あれはもう、城華大付属の西さんを褒めるしかないと言う状況だった。
少なくとも私はそう思っていたのだが、紗耶からしてみれば、そんなに簡単なことでは無かったのかもしれない。
と、私はあることを思い出した。
「そうだ。亜耶に聞きたいことがあったんだ」
「なになに? なんでも聞いて」
なんだか嬉しそうに亜耶が私に迫って来る。
「いや、どこから説明したもんかな……。昨年亜耶がうちの高校に来た時の話なんだけね……」
私が説明に困っているのとは対照的に、亜耶は何度も頷きながらじっとこっちを見る。
まるで餌を貰えるのが嬉しくて待ちきれない犬のようだ。
「紘子のこと、どうして分かったのかなって?」
どうも意味が伝わらなかったらしく亜耶は首を傾げる。
やっぱりきちんと言わないと駄目なのか。
「いや……。だからさ……。なんで紘子の好きな人が私だって分かったのかなって。まぁ晴美も最初から気付いていたみたいなんだけど」
なんだか自分で説明するのも恥ずかして私は顔を赤くする。
「ああ、思い出した。てか、あの子の好きな子ってせいちゃんだったんだ」
なぜか亜耶が目を丸くしている。
あれ? 紘子は確か亜耶も知っていたと言っていたらしいが。私も晴美からの又聞きなのでどこかで話が変わったのか?
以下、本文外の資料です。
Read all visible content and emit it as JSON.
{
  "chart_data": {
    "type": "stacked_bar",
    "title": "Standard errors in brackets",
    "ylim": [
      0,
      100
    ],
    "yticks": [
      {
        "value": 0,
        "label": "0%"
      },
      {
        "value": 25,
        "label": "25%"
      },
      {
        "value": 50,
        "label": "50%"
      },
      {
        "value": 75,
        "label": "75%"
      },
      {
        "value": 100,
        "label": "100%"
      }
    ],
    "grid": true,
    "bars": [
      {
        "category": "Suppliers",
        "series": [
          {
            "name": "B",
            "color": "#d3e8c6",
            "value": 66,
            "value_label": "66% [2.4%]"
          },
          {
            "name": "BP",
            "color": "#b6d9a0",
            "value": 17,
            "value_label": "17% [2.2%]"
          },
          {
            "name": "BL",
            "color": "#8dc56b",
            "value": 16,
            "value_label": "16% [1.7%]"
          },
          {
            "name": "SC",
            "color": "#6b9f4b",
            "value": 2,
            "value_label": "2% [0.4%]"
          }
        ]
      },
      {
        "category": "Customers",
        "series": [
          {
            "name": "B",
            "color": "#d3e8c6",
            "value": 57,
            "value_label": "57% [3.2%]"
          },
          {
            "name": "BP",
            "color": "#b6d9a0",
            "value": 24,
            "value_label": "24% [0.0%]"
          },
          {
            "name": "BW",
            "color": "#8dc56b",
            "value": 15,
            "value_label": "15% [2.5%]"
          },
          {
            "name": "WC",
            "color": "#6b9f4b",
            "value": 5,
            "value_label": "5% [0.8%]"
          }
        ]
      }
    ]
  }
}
「聖香。非常に言いにくいのだけど、私の説明が悪かったかな。紘子が言うには亜耶は相手が誰かまでは知らなかったらしいかな」
晴美がものすごく気まずい顔をしていた。
「好きこそものの上手あれって言葉があるでしょ。ちょっと意味違うけど、それに近い感じね。紗耶も家でよく話してるけど、陸上部の人ってシューズの重さを10グラム単位で気にしたりするのよ。わたしみたいな素人からすれば、10グラムの違いなんてまったく分からないんだよね。同じような感じでさ、私と紗耶を初対面で見分けるくらいだから、紘子ちゃんきっと女の子大好きなのかも? って鎌をかけたら当たっただけなんだけどね。友達に前例があったからってのもあるけど。まさか相手がせいちゃんとは」
亜耶はなんだか嬉しそうににやにやしていた。
しまった。興味本位から聞いたら、やぶへびだった。
亜耶には今後の部活のこともあるので、絶対に紗耶には黙っていて欲しいとお願いをする。
亜耶にはその分色々なことを詳しく聞かれ、紘子に告白されたこと、今は普通に部活の先輩後輩であることだけを説明しておいた。
さすがに、あの場の雰囲気に流されたのと紘子の泣きそうな顔を見て、思わずキスしてしまったのは内緒だ。